Он улыбается, и я чувствую, как мои щеки краснеют. Я как тринадцатилетняя девчонка, влюбленная в своего преподавателя, я ненавижу чувствовать себя таким образом.
— Кое-что принёс для тебя сегодня, — говорит он, протягивая мне кожаный ежедневник. Я беру ежедневник из его рук. Это тёмно-серый Молескин, поэтому я прекрасно понимаю, что он обошелся ему не дешево (прим. Молескин - торговая марка итальянской компании Modo & Modo, производящей канцелярские товары, преимущественно записные книжки). — Я подумал, если тебе нравится читать, то вероятнее всего понравится и писать. Поэтому вот.
И я таю вновь.
Он присаживается на край матраса, его ладонь ложится на мою ногу.

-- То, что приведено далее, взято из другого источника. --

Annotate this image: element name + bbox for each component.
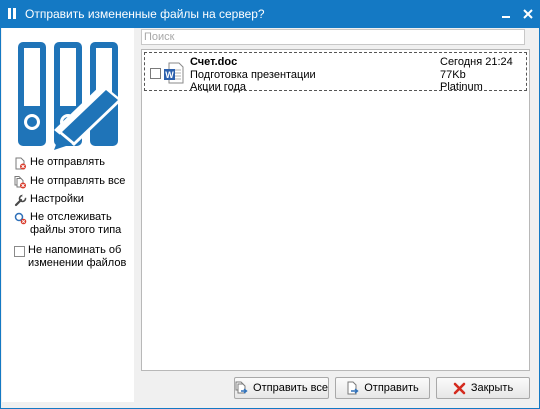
file-checkbox[interactable] xyxy=(150,68,161,79)
window-title: Отправить измененные файлы на сервер? xyxy=(25,7,265,21)
file-list: W Счет.doc Подготовка презентации Акции … xyxy=(141,49,530,371)
file-size: 77Kb xyxy=(440,69,466,81)
dont-remind-checkbox[interactable]: Не напоминать об изменении файлов xyxy=(14,244,126,270)
send-all-icon xyxy=(235,381,248,394)
title-bar: Отправить измененные файлы на сервер? xyxy=(1,1,539,28)
sidebar: Не отправлять Не отправлять все Настройк… xyxy=(2,28,134,402)
send-all-label: Отправить все xyxy=(253,382,328,394)
dont-send-all-action[interactable]: Не отправлять все xyxy=(14,175,125,189)
settings-label: Настройки xyxy=(30,193,84,205)
dont-track-type-label: Не отслеживать файлы этого типа xyxy=(30,211,122,236)
dont-remind-label: Не напоминать об изменении файлов xyxy=(28,244,127,269)
send-files-dialog: Отправить измененные файлы на сервер? Не… xyxy=(0,0,540,409)
close-x-icon xyxy=(453,382,466,395)
close-button[interactable]: Закрыть xyxy=(436,377,530,399)
file-row[interactable]: W Счет.doc Подготовка презентации Акции … xyxy=(144,52,527,93)
minimize-button[interactable] xyxy=(497,5,515,23)
send-label: Отправить xyxy=(364,382,419,394)
wrench-icon xyxy=(14,194,27,207)
settings-action[interactable]: Настройки xyxy=(14,193,84,207)
send-all-button[interactable]: Отправить все xyxy=(234,377,329,399)
file-modified: Сегодня 21:24 xyxy=(440,56,513,68)
send-button[interactable]: Отправить xyxy=(335,377,430,399)
svg-text:W: W xyxy=(165,70,174,80)
send-icon xyxy=(347,381,359,395)
close-label: Закрыть xyxy=(470,382,514,394)
word-doc-icon: W xyxy=(164,62,184,84)
docs-cancel-icon xyxy=(14,176,26,189)
file-tag: Акции года xyxy=(190,81,246,93)
dont-send-action[interactable]: Не отправлять xyxy=(14,156,105,170)
doc-cancel-icon xyxy=(15,157,26,170)
dont-track-type-action[interactable]: Не отслеживать файлы этого типа xyxy=(14,211,121,237)
file-description: Подготовка презентации xyxy=(190,69,316,81)
binders-pencil-logo xyxy=(18,42,122,150)
file-owner: Platinum xyxy=(440,81,483,93)
minimize-icon xyxy=(502,16,510,18)
dont-remind-checkbox-box[interactable] xyxy=(14,246,25,257)
close-icon xyxy=(523,9,533,19)
search-input[interactable] xyxy=(142,30,528,44)
dont-send-label: Не отправлять xyxy=(30,156,105,168)
file-name: Счет.doc xyxy=(190,56,238,68)
search-box[interactable] xyxy=(141,29,528,45)
magnifier-cancel-icon xyxy=(14,212,27,225)
app-icon xyxy=(8,8,16,19)
dont-send-all-label: Не отправлять все xyxy=(30,175,126,187)
close-window-button[interactable] xyxy=(519,5,537,23)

— Нравится? — спрашивает он
— Нравится что? — я провожу ладонью по коже, воодушевленная чувством чего-то совершенно нового.
— Тебе нравится писать?
— Я говорила серьезно, когда сказала, что постоянно писала стихи…
Он ложится на матрас, его пальцы легко скользят по моей голени.
— На самом деле? И какие именно?
— Готические. Ну, ты знаешь, нечто тёмное.
— Хм, понимаю. Это связано с комментарием про тьму внутри тебя и тем остальным, что ты говорила, — он издаёт крошечный смешок. — Сколько тебе было, когда ты начала писать?
— Пишу с пятого класса.
— Ты была юной.
— Ну да, — я сглатываю. — Иногда просто нужен способ, который поможет выплеснуть всё, что накопилось внутри, понимаешь?
— Понимаю. Ох, ещё как понимаю, Ава.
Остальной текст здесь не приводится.